Une formulation souvent trompeuse. Moins gourmande, la société Sergic propose, elle, une installation facturée 47,90 euros. Et le syndicat d’ajouter : "le montant de cette dispense sera imputé sur les charges de votre budget courant. Par ailleurs, nous vous indiquons que la pose de ce détecteur devra être réalisée par l’employé de l’immeuble".
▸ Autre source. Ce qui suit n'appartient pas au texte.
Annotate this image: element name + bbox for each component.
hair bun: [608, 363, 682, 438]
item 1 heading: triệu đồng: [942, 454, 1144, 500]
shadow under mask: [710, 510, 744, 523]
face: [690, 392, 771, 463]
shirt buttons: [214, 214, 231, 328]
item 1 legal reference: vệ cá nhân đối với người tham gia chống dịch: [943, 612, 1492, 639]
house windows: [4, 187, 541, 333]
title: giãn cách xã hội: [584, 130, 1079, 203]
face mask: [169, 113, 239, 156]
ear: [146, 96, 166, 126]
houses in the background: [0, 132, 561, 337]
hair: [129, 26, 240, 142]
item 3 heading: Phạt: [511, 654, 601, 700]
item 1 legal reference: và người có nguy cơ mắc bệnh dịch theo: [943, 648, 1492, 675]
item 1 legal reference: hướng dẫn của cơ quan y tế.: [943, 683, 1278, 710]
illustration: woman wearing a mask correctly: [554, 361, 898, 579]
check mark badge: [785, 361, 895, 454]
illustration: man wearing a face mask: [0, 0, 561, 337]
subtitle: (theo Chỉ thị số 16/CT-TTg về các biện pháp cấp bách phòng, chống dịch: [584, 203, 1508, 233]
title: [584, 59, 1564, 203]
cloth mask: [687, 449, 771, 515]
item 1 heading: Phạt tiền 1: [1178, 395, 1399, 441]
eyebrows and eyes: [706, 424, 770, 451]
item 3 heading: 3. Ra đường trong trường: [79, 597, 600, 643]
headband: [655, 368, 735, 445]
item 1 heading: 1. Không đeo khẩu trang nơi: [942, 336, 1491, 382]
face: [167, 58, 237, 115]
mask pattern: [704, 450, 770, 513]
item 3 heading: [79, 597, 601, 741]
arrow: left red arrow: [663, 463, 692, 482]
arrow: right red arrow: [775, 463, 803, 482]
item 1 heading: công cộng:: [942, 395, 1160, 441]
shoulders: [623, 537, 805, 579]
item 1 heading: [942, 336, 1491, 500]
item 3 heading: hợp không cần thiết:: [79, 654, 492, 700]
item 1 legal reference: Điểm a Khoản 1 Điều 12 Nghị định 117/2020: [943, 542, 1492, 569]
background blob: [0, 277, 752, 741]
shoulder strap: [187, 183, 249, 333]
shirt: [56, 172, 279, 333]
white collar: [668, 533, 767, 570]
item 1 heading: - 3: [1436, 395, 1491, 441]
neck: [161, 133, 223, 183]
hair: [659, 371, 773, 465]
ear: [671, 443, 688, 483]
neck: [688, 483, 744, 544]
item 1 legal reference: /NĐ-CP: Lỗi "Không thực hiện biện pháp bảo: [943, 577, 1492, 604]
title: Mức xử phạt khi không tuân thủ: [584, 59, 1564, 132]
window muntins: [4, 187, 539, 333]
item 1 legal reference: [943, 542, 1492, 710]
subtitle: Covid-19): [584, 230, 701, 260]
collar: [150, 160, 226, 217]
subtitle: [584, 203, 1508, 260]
Une formulation qui peut laisser penser au propriétaire qu’il n’a pas le choix, alors que ce n’est pas du tout le cas. "On  a des syndics qui vont détourner les propos de la loi en disant que c’est une obligation qui incombe au syndicat des copropriétaires et qu’à ce titre, ils vont imposer l’achat d’un détecteur de fumée et ils vont jusqu’à dire ‘on va prélever l’argent directement sur les finances de la copropriété. Ce sont des abus", prévient , Emile Hagége, directeur adjoint de l'association des responsables de copropriété (ARC).

Elisabeth, 90 ans, a justement failli se faire avoir. "J’ai reçu une lettre du syndic qui s’occupe de mes trois studios, dans laquelle il me dit que je dois installer des détecteurs de fumée avant le 8 mars. Et dans cette lettre, la prestation, TVA comprise, pour chaque appareil installé est de 65 euros pour le modèle de base ou 85 euros pour modèle avec piles au lithium. Dans ma naïveté, je me suis "encore des dépenses" ", témoigne-t-elle. Cette dernière a néanmoins eu la bonne idée d’en parler à son fils, qui l’a mise en garde et va finalement installer lui-même ces détecteurs. Soit, pour trois studios, une économie de près de 150 euros.